Germany’s health minister said Friday the omicron variant of the coronavirus that causes COVID-19 is “well under control” in the nation, even though he said he expects the number of daily cases to double to nearly 400,000 cases before it begins to drop. 

Speaking at a news conference Friday in Berlin, Health Minister Karl Lauterbach explained that while the wave of infections itself cannot be controlled, the consequences can be minimized by taking the proper steps.

He said he expects daily cases to double to nearly 400,000 cases by mid-February, but he then expects them to drop, probably by the end of next month.

Cases are currently rising, with the country’s Robert Koch Institute for Infectious Diseases, or RKI, reporting 190,148 new cases as of Friday. Speaking at the same news briefing, RKI President Lothar Wieler said about 890,000 new cases were reported – nearly “1 percent of the entire population in just one week.” 

The RKI reports the infection rate per 100,000 people, as of Friday, was 1,073. 

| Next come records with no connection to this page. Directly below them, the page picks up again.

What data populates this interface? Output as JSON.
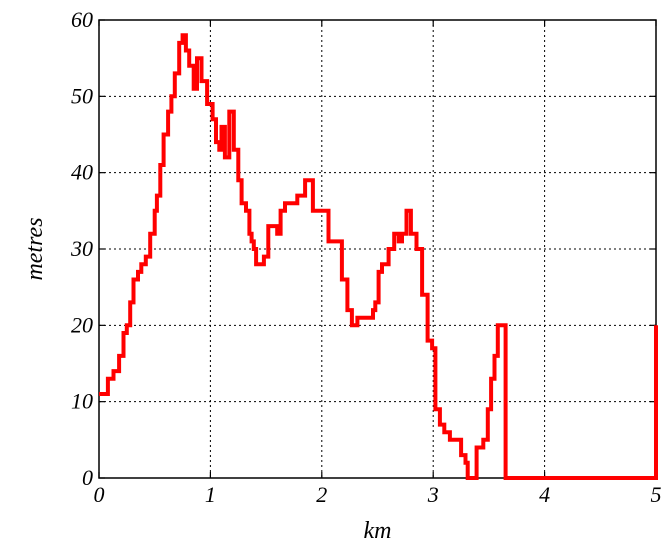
{
  "chart_data": {
    "type": "line",
    "title": "",
    "xlabel": "km",
    "ylabel": "metres",
    "xlim": [
      0,
      5
    ],
    "ylim": [
      0,
      60
    ],
    "xticks": [
      0,
      1,
      2,
      3,
      4,
      5
    ],
    "yticks": [
      0,
      10,
      20,
      30,
      40,
      50,
      60
    ],
    "xtick_labels": [
      "0",
      "1",
      "2",
      "3",
      "4",
      "5"
    ],
    "ytick_labels": [
      "0",
      "10",
      "20",
      "30",
      "40",
      "50",
      "60"
    ],
    "grid": true,
    "line_color": "#ff0000",
    "series": [
      {
        "step": true,
        "x": [
          0,
          0.08,
          0.13,
          0.18,
          0.22,
          0.25,
          0.28,
          0.31,
          0.35,
          0.38,
          0.42,
          0.46,
          0.5,
          0.52,
          0.55,
          0.58,
          0.62,
          0.65,
          0.68,
          0.72,
          0.75,
          0.78,
          0.81,
          0.85,
          0.88,
          0.92,
          0.97,
          1.02,
          1.05,
          1.08,
          1.1,
          1.13,
          1.17,
          1.21,
          1.25,
          1.28,
          1.32,
          1.35,
          1.37,
          1.39,
          1.41,
          1.45,
          1.48,
          1.52,
          1.57,
          1.6,
          1.63,
          1.67,
          1.72,
          1.78,
          1.85,
          1.92,
          2.06,
          2.18,
          2.23,
          2.27,
          2.32,
          2.37,
          2.43,
          2.46,
          2.48,
          2.51,
          2.54,
          2.6,
          2.65,
          2.69,
          2.72,
          2.76,
          2.8,
          2.85,
          2.9,
          2.95,
          2.99,
          3.02,
          3.06,
          3.1,
          3.15,
          3.2,
          3.25,
          3.29,
          3.31,
          3.35,
          3.39,
          3.45,
          3.49,
          3.52,
          3.55,
          3.58,
          3.61,
          3.65,
          3.68,
          3.72,
          3.75,
          3.8,
          3.88,
          3.95,
          4.0,
          4.04,
          4.05,
          4.73,
          4.77,
          4.81,
          4.85,
          4.88,
          4.92,
          4.94,
          4.97,
          5.0
        ],
        "y": [
          11,
          13,
          14,
          16,
          19,
          20,
          23,
          26,
          27,
          28,
          29,
          32,
          35,
          37,
          41,
          45,
          48,
          50,
          53,
          57,
          58,
          56,
          54,
          51,
          55,
          52,
          49,
          47,
          44,
          43,
          46,
          42,
          48,
          43,
          39,
          36,
          35,
          32,
          31,
          30,
          28,
          28,
          29,
          33,
          33,
          32,
          35,
          36,
          36,
          37,
          39,
          35,
          31,
          26,
          22,
          20,
          21,
          21,
          21,
          22,
          23,
          27,
          28,
          30,
          32,
          31,
          32,
          35,
          32,
          30,
          24,
          18,
          17,
          9,
          7,
          6,
          5,
          5,
          3,
          2,
          0,
          0,
          4,
          5,
          9,
          13,
          16,
          20,
          20,
          0,
          0,
          0,
          0,
          0,
          0,
          0,
          0,
          0,
          0,
          0,
          0,
          0,
          0,
          0,
          0,
          0,
          0,
          20
        ]
      }
    ]
  }
}
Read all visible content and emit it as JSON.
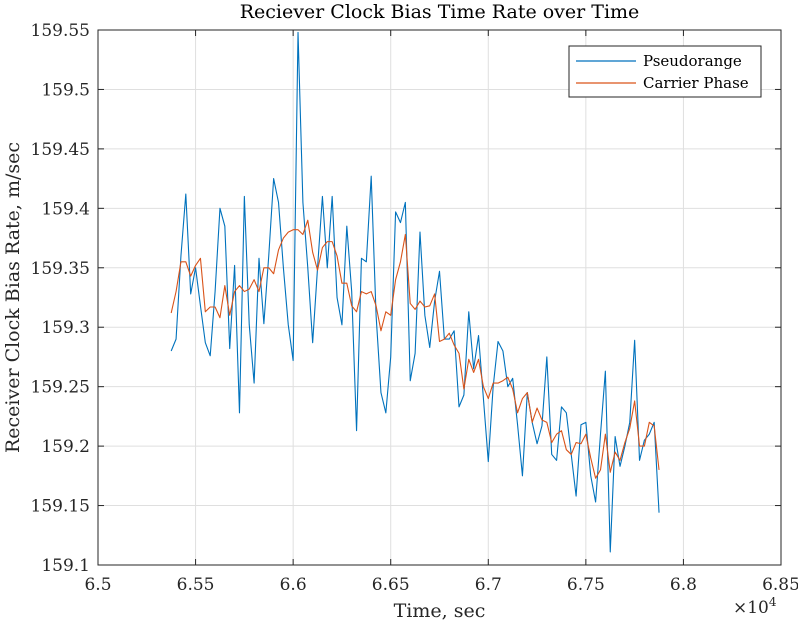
{
  "chart_data": {
    "type": "line",
    "title": "Reciever Clock Bias Time Rate over Time",
    "xlabel": "Time, sec",
    "ylabel": "Receiver Clock Bias Rate, m/sec",
    "x_exponent_label": "×10^4",
    "x_exponent_base": "×10",
    "x_exponent_power": "4",
    "xlim": [
      6.5,
      6.85
    ],
    "ylim": [
      159.1,
      159.55
    ],
    "grid": true,
    "legend_position": "top-right",
    "x_ticks": [
      6.5,
      6.55,
      6.6,
      6.65,
      6.7,
      6.75,
      6.8,
      6.85
    ],
    "x_tick_labels": [
      "6.5",
      "6.55",
      "6.6",
      "6.65",
      "6.7",
      "6.75",
      "6.8",
      "6.85"
    ],
    "y_ticks": [
      159.1,
      159.15,
      159.2,
      159.25,
      159.3,
      159.35,
      159.4,
      159.45,
      159.5,
      159.55
    ],
    "y_tick_labels": [
      "159.1",
      "159.15",
      "159.2",
      "159.25",
      "159.3",
      "159.35",
      "159.4",
      "159.45",
      "159.5",
      "159.55"
    ],
    "x_start": 6.5375,
    "x_step": 0.0025,
    "series": [
      {
        "name": "Pseudorange",
        "color": "#0072BD",
        "values": [
          159.28,
          159.29,
          159.36,
          159.412,
          159.328,
          159.35,
          159.318,
          159.287,
          159.276,
          159.33,
          159.4,
          159.385,
          159.282,
          159.352,
          159.228,
          159.41,
          159.302,
          159.253,
          159.358,
          159.303,
          159.36,
          159.425,
          159.405,
          159.35,
          159.302,
          159.272,
          159.548,
          159.405,
          159.35,
          159.287,
          159.35,
          159.41,
          159.35,
          159.41,
          159.325,
          159.302,
          159.385,
          159.33,
          159.213,
          159.358,
          159.355,
          159.427,
          159.31,
          159.245,
          159.228,
          159.275,
          159.397,
          159.388,
          159.405,
          159.255,
          159.278,
          159.38,
          159.31,
          159.283,
          159.322,
          159.347,
          159.29,
          159.29,
          159.297,
          159.233,
          159.243,
          159.313,
          159.265,
          159.293,
          159.24,
          159.187,
          159.25,
          159.288,
          159.28,
          159.25,
          159.257,
          159.218,
          159.175,
          159.245,
          159.22,
          159.202,
          159.217,
          159.275,
          159.193,
          159.188,
          159.233,
          159.228,
          159.193,
          159.158,
          159.218,
          159.22,
          159.175,
          159.153,
          159.21,
          159.263,
          159.111,
          159.208,
          159.183,
          159.2,
          159.22,
          159.289,
          159.188,
          159.205,
          159.21,
          159.22,
          159.144
        ]
      },
      {
        "name": "Carrier Phase",
        "color": "#D95319",
        "values": [
          159.312,
          159.33,
          159.355,
          159.355,
          159.343,
          159.352,
          159.358,
          159.313,
          159.317,
          159.317,
          159.308,
          159.335,
          159.31,
          159.33,
          159.335,
          159.33,
          159.332,
          159.34,
          159.33,
          159.35,
          159.35,
          159.345,
          159.365,
          159.375,
          159.38,
          159.382,
          159.382,
          159.378,
          159.39,
          159.363,
          159.348,
          159.367,
          159.372,
          159.372,
          159.36,
          159.337,
          159.337,
          159.318,
          159.313,
          159.33,
          159.328,
          159.33,
          159.318,
          159.297,
          159.313,
          159.31,
          159.34,
          159.355,
          159.378,
          159.32,
          159.315,
          159.322,
          159.317,
          159.318,
          159.328,
          159.288,
          159.29,
          159.295,
          159.285,
          159.278,
          159.248,
          159.273,
          159.262,
          159.273,
          159.25,
          159.24,
          159.253,
          159.253,
          159.255,
          159.258,
          159.248,
          159.228,
          159.24,
          159.245,
          159.22,
          159.232,
          159.222,
          159.22,
          159.203,
          159.21,
          159.213,
          159.197,
          159.193,
          159.203,
          159.202,
          159.21,
          159.19,
          159.173,
          159.18,
          159.21,
          159.178,
          159.195,
          159.188,
          159.203,
          159.215,
          159.238,
          159.2,
          159.2,
          159.22,
          159.217,
          159.18
        ]
      }
    ]
  }
}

Lauterbach says the government’s goal is to get through the wave with as few elderly people falling ill and as few deaths as possible, and he says so far, they are succeeding.

The health minister sought to dissuade people of the notion that just because the omicron variant is believed to be less severe, that vaccinations were not needed, saying that is wrong and not helpful. He encouraged everyone to get vaccinated and all those eligible to get booster shots. 

Some information for this report was provided by the Associated Press and Reuters.